I już wiem, że swojego nigdzie nie wrzucę.

Jest nie w pełni użyteczny, plus doświadczenie przy jego budowaniu, nie przyda się zbyt wielu osobom. A jeżeli takie osoby są to będą szukać informacji na forach zagranicznych. Albo w ogóle nie będą szukać bo zwyczajnie są na takim poziomie, że sami wiedzą co i jak.

 

Szkoda. Bo jak go zaczęłam składać to właśnie brakowało mi takich informacji na PL forach i to mocno. Gdybym wiedziała to co wiem teraz, pewnie wiele rzeczy zrobiłabym inaczej, na przykład. Albo wielu rzeczy dowiadywałam się przypadkiem (np. są widelce z rurą sterową karbonową, ja się wcześniej spotkałam jedynie z wersją karbo ale z alu rurą i radośnie zakupiłam przyrząd do nabijania gwiazdki! w końcu przyuważyłam, że ups... istnieją expandery!. Ale ile osób ma taki w pełni karbonowy widelec? I jeszcze go sam chce skrócić i nabić? Sama miałam obawy...A może to jest tak oczywista oczywistość, że tylko ja byłam głupia i nie wiedziałam. Kurczę.)

Stąd ten temat o takich pedałach.

 

[...]

I nie piszę tego wszystkiego z przekąsem! Zbudowała rower i rozumy pozjadała. Pfff...

Rozumiem co do mnie piszecie... Spoko. :-)

No właśnie, a ja nie do końca rozumiem, co piszesz do nas ;) Przekąsu nijak tak nie widzę, bardziej rozgoryczenie, co - jeśli jest prawdą - w jakimś sensie rozumiem.

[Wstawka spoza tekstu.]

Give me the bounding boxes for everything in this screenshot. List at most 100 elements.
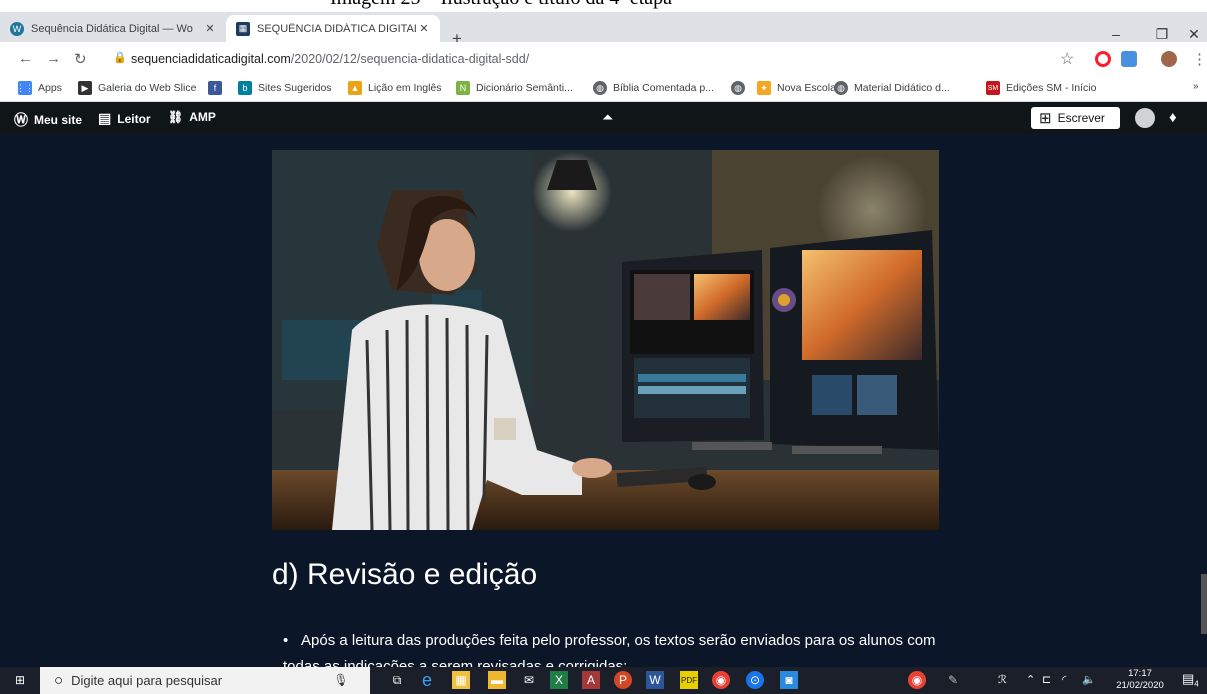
article-image-video-editor <box>272 150 939 530</box>
excel-icon[interactable]: X <box>550 671 568 689</box>
bookmark-label: Bíblia Comentada p... <box>613 82 714 94</box>
dictionary-icon: N <box>456 81 470 95</box>
profile-avatar[interactable] <box>1161 51 1177 67</box>
document-caption: Imagem 25 – Ilustração e título da 4ª et… <box>0 0 1207 12</box>
editor-photo-illustration <box>272 150 939 530</box>
close-tab-icon[interactable]: ✕ <box>202 22 218 35</box>
bookmark-dicionario[interactable]: N Dicionário Semânti... <box>456 81 573 95</box>
mail-icon[interactable]: ✉ <box>520 671 538 689</box>
address-bar[interactable]: 🔒 sequenciadidaticadigital.com/2020/02/1… <box>103 46 1063 72</box>
sm-icon: SM <box>986 81 1000 95</box>
my-site-link[interactable]: Ⓦ Meu site <box>14 110 82 130</box>
chrome-icon[interactable]: ◉ <box>712 671 730 689</box>
windows-start-icon[interactable]: ⊞ <box>11 671 29 689</box>
facebook-icon: f <box>208 81 222 95</box>
browser-tab-bar: W Sequência Didática Digital — Wo ✕ ▦ SE… <box>0 12 1207 48</box>
globe-icon: ◍ <box>731 81 745 95</box>
extension-icon[interactable] <box>1121 51 1137 67</box>
url-text[interactable]: sequenciadidaticadigital.com/2020/02/12/… <box>131 52 529 66</box>
write-button[interactable]: ⊞ Escrever <box>1031 107 1120 129</box>
scrollbar-thumb[interactable] <box>1201 574 1207 634</box>
file-explorer-icon[interactable]: ▬ <box>488 671 506 689</box>
wordpress-icon: W <box>10 21 24 36</box>
bookmark-licao-ingles[interactable]: ▲ Lição em Inglês <box>348 81 442 95</box>
clock-time: 17:17 <box>1128 668 1152 679</box>
taskbar-clock[interactable]: 17:17 21/02/2020 <box>1115 668 1165 692</box>
clock-date: 21/02/2020 <box>1116 680 1164 691</box>
list-item-text: Após a leitura das produções feita pelo … <box>283 632 936 667</box>
taskbar-search-box[interactable]: ○ Digite aqui para pesquisar <box>40 667 370 694</box>
task-view-icon[interactable]: ⧉ <box>388 671 406 689</box>
bookmark-biblia[interactable]: ◍ Bíblia Comentada p... <box>593 81 714 95</box>
lesson-icon: ▲ <box>348 81 362 95</box>
write-label: Escrever <box>1057 111 1105 125</box>
address-toolbar: ← → ↻ 🔒 sequenciadidaticadigital.com/202… <box>0 42 1207 75</box>
notification-count: 4 <box>1194 679 1199 689</box>
bookmark-nova-escola[interactable]: ✦ Nova Escola <box>757 81 836 95</box>
apps-grid-icon: ⋮⋮ <box>16 81 34 95</box>
article-content: d) Revisão e edição • Após a leitura das … <box>0 134 1207 667</box>
tray-chevron-icon[interactable]: ⌃ <box>1026 673 1035 686</box>
back-arrow-icon[interactable]: ← <box>18 50 33 67</box>
windows-taskbar: ⊞ ○ Digite aqui para pesquisar 🎙 ⧉ e ▦ ▬ … <box>0 667 1207 694</box>
my-site-label: Meu site <box>34 113 83 127</box>
lock-icon: 🔒 <box>113 52 127 64</box>
powerpoint-icon[interactable]: P <box>614 671 632 689</box>
reader-link[interactable]: ▤ Leitor <box>98 110 151 127</box>
bookmark-apps[interactable]: ⋮⋮ Apps <box>16 81 62 95</box>
menu-dots-icon[interactable]: ⋮ <box>1192 50 1207 68</box>
tab-sequencia-wp[interactable]: W Sequência Didática Digital — Wo ✕ <box>0 15 226 42</box>
forward-arrow-icon[interactable]: → <box>46 50 61 67</box>
tab-title: SEQUÊNCIA DIDÁTICA DIGITAL – <box>257 22 416 35</box>
bookmark-label: Apps <box>38 82 62 94</box>
camera-icon[interactable]: ◙ <box>780 671 798 689</box>
people-icon[interactable]: ℛ <box>998 673 1007 686</box>
bookmarks-bar: ⋮⋮ Apps ▶ Galeria do Web Slice f b Sites Su… <box>0 75 1207 102</box>
notifications-bell-icon[interactable]: ♦ <box>1169 109 1177 126</box>
link-icon: ⛓ <box>168 110 184 124</box>
amp-link[interactable]: ⛓ AMP <box>168 110 216 124</box>
wordpress-admin-bar: Ⓦ Meu site ▤ Leitor ⛓ AMP ⏶ <box>0 102 1207 134</box>
edge-icon[interactable]: e <box>418 670 436 690</box>
user-avatar[interactable] <box>1135 108 1155 128</box>
bookmark-material-didatico[interactable]: ◍ Material Didático d... <box>834 81 950 95</box>
search-placeholder: Digite aqui para pesquisar <box>71 673 223 688</box>
network-icon[interactable]: ⊏ <box>1042 673 1051 686</box>
access-icon[interactable]: A <box>582 671 600 689</box>
notification-center-icon[interactable]: ▤4 <box>1182 671 1199 689</box>
more-bookmarks-icon[interactable]: » <box>1193 81 1199 92</box>
minimize-button[interactable]: – <box>1093 26 1139 42</box>
reader-label: Leitor <box>117 111 151 126</box>
bookmark-facebook[interactable]: f <box>208 81 228 95</box>
store-icon[interactable]: ▦ <box>452 671 470 689</box>
bookmark-sites-sugeridos[interactable]: b Sites Sugeridos <box>238 81 332 95</box>
bookmark-label: Galeria do Web Slice <box>98 82 197 94</box>
reload-icon[interactable]: ↻ <box>74 50 87 68</box>
write-icon: ⊞ <box>1039 110 1052 127</box>
microphone-icon[interactable]: 🎙 <box>332 671 350 689</box>
pdf-icon[interactable]: PDF <box>680 671 698 689</box>
bookmark-star-icon[interactable]: ☆ <box>1060 49 1074 69</box>
wifi-icon[interactable]: ◜ <box>1062 673 1066 686</box>
url-domain: sequenciadidaticadigital.com <box>131 52 291 66</box>
bookmark-label: Nova Escola <box>777 82 836 94</box>
tab-sequencia-active[interactable]: ▦ SEQUÊNCIA DIDÁTICA DIGITAL – ✕ <box>226 15 440 42</box>
chrome-active-icon[interactable]: ◉ <box>908 671 926 689</box>
close-window-button[interactable]: ✕ <box>1171 26 1207 43</box>
scroll-to-top-icon[interactable]: ⏶ <box>602 109 613 126</box>
close-tab-icon[interactable]: ✕ <box>416 22 432 35</box>
search-app-icon[interactable]: ⊙ <box>746 671 764 689</box>
opera-extension-icon[interactable] <box>1095 51 1111 67</box>
globe-icon: ◍ <box>834 81 848 95</box>
bookmark-web-slice[interactable]: ▶ Galeria do Web Slice <box>78 81 196 95</box>
wordpress-logo-icon: Ⓦ <box>14 112 28 128</box>
caption-text: Imagem 25 – Ilustração e título da 4ª et… <box>330 0 672 10</box>
paint-icon[interactable]: ✎ <box>944 671 962 689</box>
bookmark-globe[interactable]: ◍ <box>731 81 751 95</box>
tab-title: Sequência Didática Digital — Wo <box>31 22 193 35</box>
bookmark-edicoes-sm[interactable]: SM Edições SM - Início <box>986 81 1096 95</box>
bullet-dot-icon: • <box>283 632 289 649</box>
reader-icon: ▤ <box>98 110 112 126</box>
volume-icon[interactable]: 🔈 <box>1082 673 1096 686</box>
word-icon[interactable]: W <box>646 671 664 689</box>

Końcem listopada kupiłam sobie mały kombajnik Lezyne Super GPS. Jarałam się nim pewnie jak Ty Twoimi pedałami do czasu, gdy wspomniałam o nim na forum. Dowiedziałam się, że Garmin lepszy, że to jest chińszczyzna, że szkoda wywalać tyle kasy, bo można taniej/lepiej/funkcjonalniej itd. I jak miałam pisać recenzję, tak już jej nie piszę, bo straciłam motywację. A w sumie szkoda, bo nadal uważam, że jest to fajna rzecz. Tylko nie chce mi się przebijać i bronić go, jakby był tego naprawdę wart. Ma swoje zalety, ale nie na tyle, by się o niego bić z większością, która tak czy owak sięgnie po Garmina, "bo sprawdzone, każdy poleci, a po wpisaniu w googla 476 pozytywnych recenzji na youtube". Natomiast wcześniej jeszcze kupiłam sobie w tajemnicy Tribana 500, bo przecież i tak każdy by mi napisał, że należy dopłacić do 520. Tak bywa.

Tak więc ja akurat tym bardziej się cieszę zarówno z recenzji pedałów, jak i z opisu Kinesisa. Te konkretne produkty mogą mi nie pasować z takich czy innych względów, mogą mnie nawet w ogóle nie interesować, mogę się nie zgadzać z opinią na ich temat, ale fajnie, że ktoś się dzieli swoimi niszowymi wyborami, za którymi stoi jakaś przemyślana decyzja i ma zacięcie, aby ich bronić. Ja przyznaję uczciwie, że czasem mi się nie chce, bo i tak wszystkie tematy kończą się tak samo, czyli hamulce tarczowe, amortyzator jakiejś tam klasy, któraś grupa osprzętu wzwyż... szkoda nawet pisać o koszykach na bidony, które nie mogą kosztować poniżej 10zł, bo szmelc. Niestety, decydując się na wybór niezgodny z powszechnie panującą opinią, zawsze narażamy się na jakąś krytykę - albo że kupujemy złom, albo że przepłaciliśmy za coś, co nam nie jest potrzebne.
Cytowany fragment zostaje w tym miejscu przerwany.